Adjusting the anticoagulant/preservative solution volume when collecting low volume autologous units
A colleague in Ohio asks if any institution removes anticoagulant from the collection bag prior to venipuncture when collecting low volume autologous units from donors who weigh less than 110 pounds? If so, how is the volume of removed anticoagulant verified, and does removing the anticoagulant change the expiration date of the units, even if the removal is done aseptically? Their procedure states to calculate the maximum blood volume to be collected and adjust the anticoagulant volume in the collection bag accordingly. However, they have not actually done this and cannot find instructions for how to remove the anticoagulant accurately without compromising the sterility of the container. They have satellite bags attached to the primary container, but for them, measuring volume going into these bags is not easy.

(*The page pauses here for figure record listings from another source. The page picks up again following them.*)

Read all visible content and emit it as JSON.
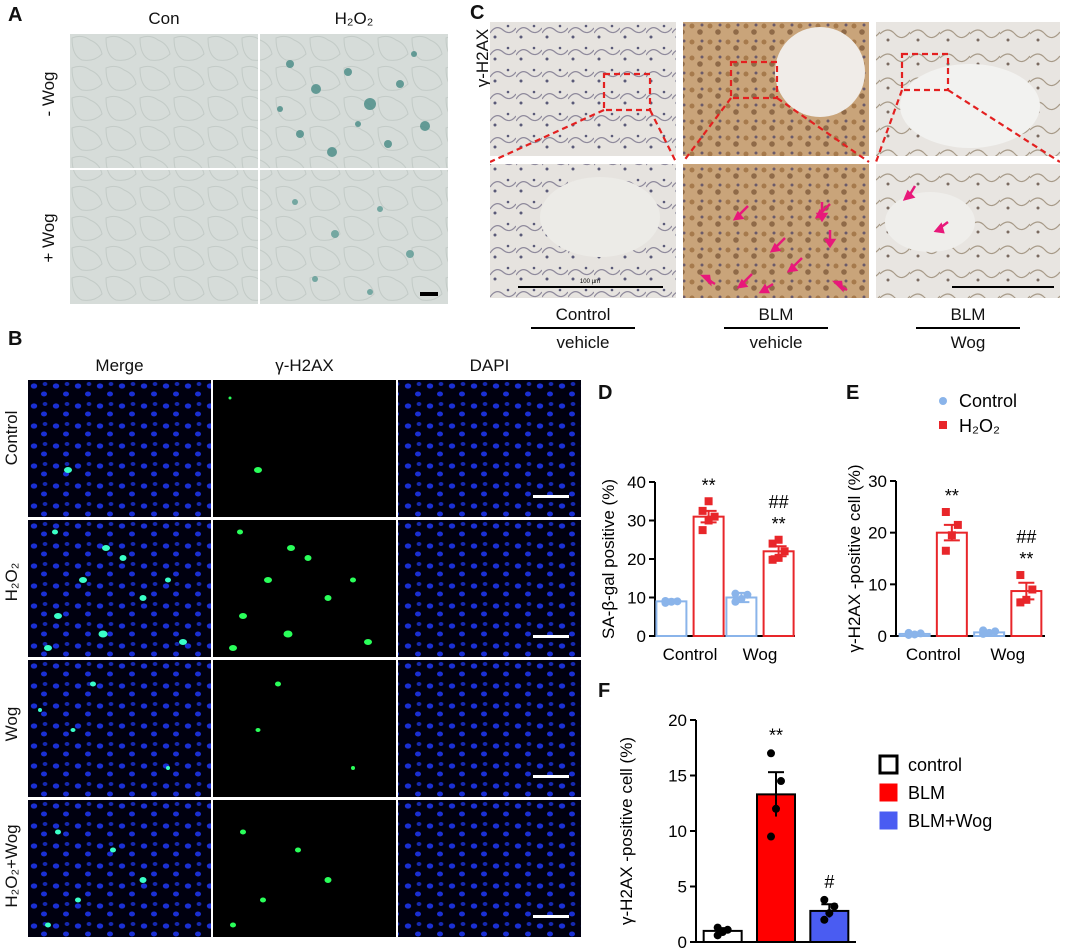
{
  "panels": {
    "A": {
      "label": "A",
      "col_headers": [
        "Con",
        "H₂O₂"
      ],
      "row_labels": [
        "- Wog",
        "+ Wog"
      ]
    },
    "B": {
      "label": "B",
      "col_headers": [
        "Merge",
        "γ-H2AX",
        "DAPI"
      ],
      "row_labels": [
        "Control",
        "H₂O₂",
        "Wog",
        "H₂O₂+Wog"
      ]
    },
    "C": {
      "label": "C",
      "side_label": "γ-H2AX",
      "scale_text": "100 µm",
      "groups": [
        {
          "top": "Control",
          "bottom": "vehicle"
        },
        {
          "top": "BLM",
          "bottom": "vehicle"
        },
        {
          "top": "BLM",
          "bottom": "Wog"
        }
      ]
    },
    "D": {
      "label": "D"
    },
    "E": {
      "label": "E"
    },
    "F": {
      "label": "F"
    }
  },
  "colors": {
    "control_blue": "#8ab4ea",
    "h2o2_red": "#e8262a",
    "blm_fill": "#ff0000",
    "wog_fill": "#4a5cf2",
    "arrow_pink": "#e8187a",
    "dashed_red": "#e32020",
    "nuclei_blue": "#1a2fd4",
    "foci_green": "#2aff5a"
  },
  "chart_data": [
    {
      "id": "D",
      "type": "bar",
      "ylabel": "SA-β-gal  positive  (%)",
      "ylim": [
        0,
        40
      ],
      "yticks": [
        0,
        10,
        20,
        30,
        40
      ],
      "groups": [
        "Control",
        "Wog"
      ],
      "series": [
        {
          "name": "Control",
          "values": [
            9,
            10
          ],
          "err": [
            0.5,
            1.2
          ],
          "points": [
            [
              8.6,
              8.9,
              9.0,
              9.1
            ],
            [
              8.9,
              9.6,
              10.7,
              11.0
            ]
          ]
        },
        {
          "name": "H₂O₂",
          "values": [
            31,
            22
          ],
          "err": [
            1.5,
            1.3
          ],
          "points": [
            [
              27.5,
              30.0,
              31.0,
              32.5,
              35.0
            ],
            [
              19.8,
              20.3,
              22.0,
              24.0,
              25.0
            ]
          ]
        }
      ],
      "annotations": [
        {
          "group": "Control",
          "series": "H₂O₂",
          "lines": [
            "**"
          ]
        },
        {
          "group": "Wog",
          "series": "H₂O₂",
          "lines": [
            "##",
            "**"
          ]
        }
      ]
    },
    {
      "id": "E",
      "type": "bar",
      "ylabel": "γ-H2AX -positive cell (%)",
      "ylim": [
        0,
        30
      ],
      "yticks": [
        0,
        10,
        20,
        30
      ],
      "groups": [
        "Control",
        "Wog"
      ],
      "legend": [
        "Control",
        "H₂O₂"
      ],
      "legend_position": "top-right",
      "series": [
        {
          "name": "Control",
          "values": [
            0.4,
            0.7
          ],
          "err": [
            0.2,
            0.3
          ],
          "points": [
            [
              0.2,
              0.3,
              0.5,
              0.6
            ],
            [
              0.4,
              0.6,
              0.9,
              1.1
            ]
          ]
        },
        {
          "name": "H₂O₂",
          "values": [
            20,
            8.7
          ],
          "err": [
            1.5,
            1.6
          ],
          "points": [
            [
              16.5,
              19.5,
              21.5,
              24.0
            ],
            [
              6.5,
              7.0,
              9.0,
              11.8
            ]
          ]
        }
      ],
      "annotations": [
        {
          "group": "Control",
          "series": "H₂O₂",
          "lines": [
            "**"
          ]
        },
        {
          "group": "Wog",
          "series": "H₂O₂",
          "lines": [
            "##",
            "**"
          ]
        }
      ]
    },
    {
      "id": "F",
      "type": "bar",
      "ylabel": "γ-H2AX -positive cell (%)",
      "ylim": [
        0,
        20
      ],
      "yticks": [
        0,
        5,
        10,
        15,
        20
      ],
      "categories": [
        "control",
        "BLM",
        "BLM+Wog"
      ],
      "values": [
        1.0,
        13.3,
        2.8
      ],
      "err": [
        0.25,
        2.0,
        0.6
      ],
      "points": [
        [
          0.6,
          0.9,
          1.1,
          1.3
        ],
        [
          9.5,
          12.0,
          14.5,
          17.0
        ],
        [
          2.0,
          2.6,
          3.2,
          3.8
        ]
      ],
      "fills": [
        "#ffffff",
        "#ff0000",
        "#4a5cf2"
      ],
      "legend": [
        "control",
        "BLM",
        "BLM+Wog"
      ],
      "legend_position": "right",
      "annotations": [
        {
          "category": "BLM",
          "text": "**"
        },
        {
          "category": "BLM+Wog",
          "text": "#"
        }
      ]
    }
  ]
}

The following comments have been received in response.
ADDENDA Nov. 17, 2010
- A colleague in Indiana reports that at her institution the plasma from an autologous donation is always discarded. Thus, they are able to reduce the volume of anticoagulant in the primary collection container into the container that will be used to transfer the plasma after centrifugation. Her facility uses electronic mixers with scales, so the amount of anticoagulant removed can be measured accurately. They use a table that guides their collection staff on how much anticoagulant needs to be removed from the primary bag and how much blood should be collected from the donor in order to maintain the intended WB:AC ratio (plus/minus 10%). All of the information regarding anticoagulant removed and blood collected is maintained on their paper Donor Registration/History form. They also can adjust the additive during manufacturing, for both underweight and overweight autologous collections. They have tables and forms that they use to calculate how much to add and document what was done.